As MRI physicist, Dr. Cheng's research lies mainly on MRI related image quality control and protocol optimization for neuroimaging. Echo Planar Imaging (EPI) and Diffusion Tensor Imaging (DTI) are the two major imaging tools in neuroimaging. There are many artifacts and various noises in EPI and DTI images. Parallel imaging technique with multi-channel coil has allowed higher spatial and temporal resolution in brain imaging but also introduced instability of noise across multiple runs of fMRI and additional noise from head motion. Dr. Cheng is interested in tackling all these problems by combining MRI physics and signal processing. For instance, Dr. Cheng has developed a robust method to correct for respiratory noise using phase information. The Phase image is often discarded in MRI studies, but its value has been recognized in many applications. Taking advantage of phase images is an important component in Dr. Cheng's research. Recently Dr. Cheng has been focusing on the structural network constructed from DTI, including data optimization, characteristics of the weighted structural network, inter-subject variability, etc. Dr. Cheng is also interested in the functional network constructed from resting state fMRI time series, and the relation between structural network and functional network. The network analysis of human brain can measure brain alteration in a large scale and potentially provide bench markers for some neuropsychological diseases..

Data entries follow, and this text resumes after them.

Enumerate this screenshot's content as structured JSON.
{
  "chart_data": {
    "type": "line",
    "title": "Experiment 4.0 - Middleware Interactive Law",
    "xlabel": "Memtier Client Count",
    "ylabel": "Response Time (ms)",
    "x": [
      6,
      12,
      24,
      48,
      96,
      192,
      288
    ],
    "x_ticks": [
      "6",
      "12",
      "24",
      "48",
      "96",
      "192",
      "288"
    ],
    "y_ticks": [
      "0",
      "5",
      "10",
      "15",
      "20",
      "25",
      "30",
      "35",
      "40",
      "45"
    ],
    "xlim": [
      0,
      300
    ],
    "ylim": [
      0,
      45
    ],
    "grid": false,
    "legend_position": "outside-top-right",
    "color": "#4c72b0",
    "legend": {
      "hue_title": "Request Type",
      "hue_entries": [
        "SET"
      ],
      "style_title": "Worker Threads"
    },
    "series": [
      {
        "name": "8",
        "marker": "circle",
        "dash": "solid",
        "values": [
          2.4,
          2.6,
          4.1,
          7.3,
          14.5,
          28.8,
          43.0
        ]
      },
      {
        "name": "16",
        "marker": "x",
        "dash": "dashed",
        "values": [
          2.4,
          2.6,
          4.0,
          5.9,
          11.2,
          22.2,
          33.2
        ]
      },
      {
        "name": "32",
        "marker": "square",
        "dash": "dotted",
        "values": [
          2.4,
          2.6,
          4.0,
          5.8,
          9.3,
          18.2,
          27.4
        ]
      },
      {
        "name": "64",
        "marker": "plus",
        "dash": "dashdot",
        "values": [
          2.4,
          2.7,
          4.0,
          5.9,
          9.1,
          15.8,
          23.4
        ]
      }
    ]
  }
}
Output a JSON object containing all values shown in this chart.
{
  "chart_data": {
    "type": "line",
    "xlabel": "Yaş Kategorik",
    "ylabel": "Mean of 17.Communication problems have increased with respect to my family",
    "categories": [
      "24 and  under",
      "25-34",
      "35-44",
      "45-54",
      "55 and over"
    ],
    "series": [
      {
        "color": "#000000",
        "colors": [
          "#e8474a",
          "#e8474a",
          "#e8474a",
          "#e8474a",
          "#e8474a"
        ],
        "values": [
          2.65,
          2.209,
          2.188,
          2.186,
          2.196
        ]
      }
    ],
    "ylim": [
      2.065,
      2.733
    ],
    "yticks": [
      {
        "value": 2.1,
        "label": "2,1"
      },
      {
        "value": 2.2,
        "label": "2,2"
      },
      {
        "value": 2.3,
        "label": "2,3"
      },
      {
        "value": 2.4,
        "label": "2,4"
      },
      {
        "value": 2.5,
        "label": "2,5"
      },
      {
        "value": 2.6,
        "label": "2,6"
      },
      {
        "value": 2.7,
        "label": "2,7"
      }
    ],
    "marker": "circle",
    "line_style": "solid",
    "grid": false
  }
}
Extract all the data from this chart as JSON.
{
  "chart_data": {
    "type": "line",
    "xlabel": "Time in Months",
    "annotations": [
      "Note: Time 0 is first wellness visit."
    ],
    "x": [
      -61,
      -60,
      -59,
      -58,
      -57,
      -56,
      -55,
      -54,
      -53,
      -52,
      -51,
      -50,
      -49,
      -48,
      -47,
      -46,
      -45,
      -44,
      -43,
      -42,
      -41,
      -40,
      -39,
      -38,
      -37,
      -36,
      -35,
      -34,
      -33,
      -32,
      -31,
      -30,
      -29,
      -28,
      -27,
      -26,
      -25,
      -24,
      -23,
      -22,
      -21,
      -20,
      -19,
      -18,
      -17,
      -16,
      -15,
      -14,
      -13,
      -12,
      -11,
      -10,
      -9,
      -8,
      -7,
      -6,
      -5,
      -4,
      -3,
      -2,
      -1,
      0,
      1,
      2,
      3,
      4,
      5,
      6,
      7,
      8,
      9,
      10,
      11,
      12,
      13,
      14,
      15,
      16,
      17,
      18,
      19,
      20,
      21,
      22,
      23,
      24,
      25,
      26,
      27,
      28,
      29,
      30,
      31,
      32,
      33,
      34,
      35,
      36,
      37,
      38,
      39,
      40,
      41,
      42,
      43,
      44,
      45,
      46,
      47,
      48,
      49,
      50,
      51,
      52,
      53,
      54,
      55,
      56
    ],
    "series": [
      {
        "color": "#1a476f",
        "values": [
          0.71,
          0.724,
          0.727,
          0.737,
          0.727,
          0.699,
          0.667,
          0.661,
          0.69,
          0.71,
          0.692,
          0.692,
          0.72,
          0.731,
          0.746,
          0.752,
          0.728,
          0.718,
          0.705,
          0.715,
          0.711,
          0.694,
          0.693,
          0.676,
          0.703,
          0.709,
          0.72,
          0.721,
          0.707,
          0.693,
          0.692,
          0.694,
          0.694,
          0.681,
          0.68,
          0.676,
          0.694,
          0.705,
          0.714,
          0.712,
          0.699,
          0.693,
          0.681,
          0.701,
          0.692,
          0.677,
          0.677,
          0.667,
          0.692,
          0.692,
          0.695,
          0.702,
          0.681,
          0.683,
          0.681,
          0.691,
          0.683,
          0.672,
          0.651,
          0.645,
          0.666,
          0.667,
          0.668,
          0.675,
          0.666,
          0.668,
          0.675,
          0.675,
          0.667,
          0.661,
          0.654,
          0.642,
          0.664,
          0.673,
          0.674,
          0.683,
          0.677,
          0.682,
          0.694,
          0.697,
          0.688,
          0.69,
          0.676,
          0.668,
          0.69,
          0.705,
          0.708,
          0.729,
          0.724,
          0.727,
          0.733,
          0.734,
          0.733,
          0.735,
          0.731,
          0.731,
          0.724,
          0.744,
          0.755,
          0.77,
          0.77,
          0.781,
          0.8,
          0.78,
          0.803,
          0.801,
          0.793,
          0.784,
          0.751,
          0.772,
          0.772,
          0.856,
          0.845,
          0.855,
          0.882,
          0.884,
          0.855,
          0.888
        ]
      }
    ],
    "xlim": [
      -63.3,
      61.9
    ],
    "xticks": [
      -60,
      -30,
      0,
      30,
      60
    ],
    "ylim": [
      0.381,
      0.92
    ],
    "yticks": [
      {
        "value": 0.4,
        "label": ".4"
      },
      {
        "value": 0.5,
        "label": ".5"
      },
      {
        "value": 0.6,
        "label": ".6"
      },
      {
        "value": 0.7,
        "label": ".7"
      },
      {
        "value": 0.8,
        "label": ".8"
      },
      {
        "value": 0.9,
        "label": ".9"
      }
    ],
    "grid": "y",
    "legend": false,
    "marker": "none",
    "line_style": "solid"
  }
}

Representative Publications

Cheng, H., Wang Y., Sheng, J., Sporns, O., Kronenberger, W.G., Mathews, V.P., Hummer, T., Saykin, A. (2012). Characteristics and variability of structural network derived from diffusion tensor imaging. Neuroimage, 61:1153-64.

Cheng, H. (2012). Variation of Noise in multi-run fMRI using GRAPPA. Journal of Magnetic Resonance Imaging, 35:462-70.

Cheng, H., Wang Y., Sheng, J., Sporns, O., Kronenberger, W.G., Mathews, V.P., Hummer, T., Saykin, A. (2012). Effect of Number of Seeds in Tractography on the Variance of Structural Networks. Journal of Neuroscience Methods, 203:264-72.

Kim, D., Patrick, D.S., Cheng, H., Pruce, B.J., Braumbaugh, M.S.m Vollmer, J.M., Hetrick, W.P., O'Donnell, B.F., Sporns, O., Puce, A., Newman, S.D., (2011). Structural Network Topology Revealed by White Matter Tractography in Cannabis Users: A Graph Theoretical Analysis, Brain Connectivity. 1:473-83.

Beeri, M.S., Lee, H., Cheng, H., Wollman, D., Silverman, J.M., Prohovnik, I. (2011). Memory activation in healthy nonagenarians. Neurobiology of Aging, 32:515-523.

Cheng, H. & Li, Y. (2010). Respiratory Noise Correction Using Phase Information. Magnetic Resonance Imaging, 28:574-582.

Cheng, H., Huang, F. (2006). MRI Image Intensity Correction with Extrapolation and Adaptive Smoothing. Magnetic Resonance in Medicine, 55:959-966.

Cheng, H., Zhao, Q., Duensing, G.R., Edelstein, W., Spencer, D., Browne, N., Saylor, C., Limkeman, M., (2006). SMARTPHANTOM – an fMRI Informatics Tool. Magnetic Resonance Imaging, 24:301-313.